The staff has already grown to include two research scientists and a staff assistant specific to the center, which also involves UAH faculty across computer science, information systems and engineering disciplines in its research and programs.

“The largest portion of our research is in SCADA,” Dr. Morris says. Working with the CCRE, UAH faculty research the development of secure architectures for cloud computing and for systems embedded into a product in order to make security integral to the device itself.

The center collaborates with the U.S. Army’s Aviation and Missile Research, Development and Engineering Center (AMRDEC) on Redstone Arsenal, as well as the National Science Foundation (NSF) and others. One NSF-funded project is to develop virtual SCADA systems, a full SCADA system simulation running on a computer from which researchers and students can safely mount cyber-attacks and test defenses.

That project also touches on CCRE’s role in developing the cyber physical systems security workforce. The virtual SCADA systems will be used to provide hands-on cybersecurity education to students in four different engineering disciplines – civil, chemical, electrical and mechanical.

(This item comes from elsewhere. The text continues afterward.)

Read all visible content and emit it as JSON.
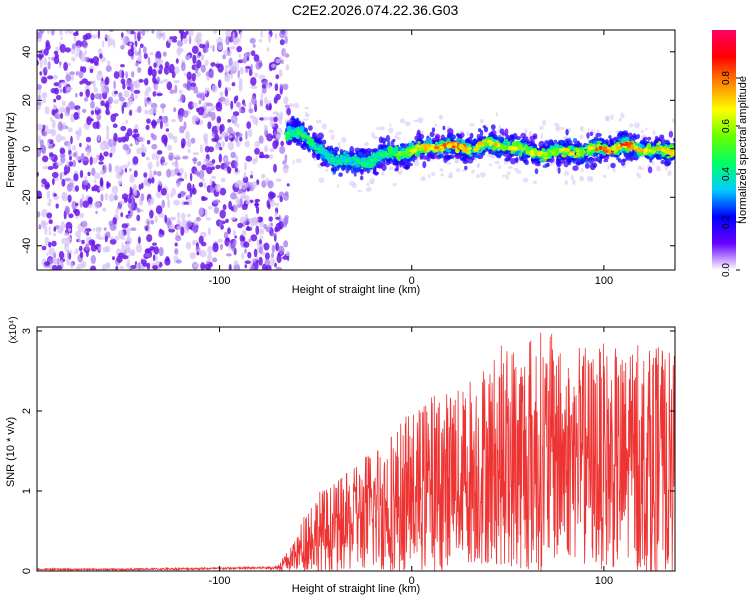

“We wanted to find a way students could continue learning their discipline, but at the same time be exposed to cybersecurity issues and training,” Dr. Morris says. “These virtual SCADA systems are relevant to their degree. For example, we’re creating a distillation tower like you would find at a refinery for chemical engineering, a mass damper used to steady tall buildings for civil engineering, a robotic arm like those on factory floors for mechanical engineering and an electric generator for electrical engineering students.”

Important components of the education and training function are the NSF CyberCorps Scholarships for Service (SFS) program and the U.S. Army Reserve’s Private Public Partnership Initiative, or P3I, program.

A National Center of Academic Excellence in Information Assurance Education, a National Center of Academic Excellence in Cyber Defense and a National Center of Academic Excellence in Cyber Defense Research, UAH is in the fourth year of its five-year, $4.2 million NSF CyberCorps SFS program.

In the program, full-time scholarship students studying cybersecurity are provided full tuition, fees, books and a salary. In return, after graduation they work for the government one year for every year of scholarship.

“We have 23 students on NSF scholarships at the moment, and will award about 10 more this year,” he says. “It’s a really great program.”

The CCRE is one of the largest P3I program participants in the country, with 22 reservist students who have scholarships to pursue cybersecurity degrees.

“The Army is trying to build a cadre of cyber-trained reservists,” Dr. Morris says, “and we’re helping do that for them.”

Grants are also helping the center recruit new students to UAH, such as summer cybersecurity camps that have been held for eighth, ninth and 10th graders and teachers. The camps are funded by the joint NSA/NSF GenCyber program, which is allowing CCRE to offer a unique camp this year.

“We are partnering with the Alabama School for the Deaf and the Rochester Institute of Technology’s National Technical Institute for the Deaf to offer a GenCyber camp for about 20 deaf or hard of hearing high school students in July, here on campus,” Dr. Morris says.

The university’s genuine commitment to cybersecurity has been key to the growth of the CCRE, he says.

“I’ve been enthused by the support from the faculty, staff, administration – everyone is on board,” says Dr. Morris, “and that makes it fun and easier to be successful.”

For Dr. Morris, the best is still on the horizon, as he leads a committee charged with establishing a bachelor of science degree program in cybersecurity and hopes it can be offered to students as soon as the fall of this year.

“The thing that excites me most is creating a bachelor of science in cybersecurity,” Dr. Morris says. “It’s going to have an impact for a long, long time.”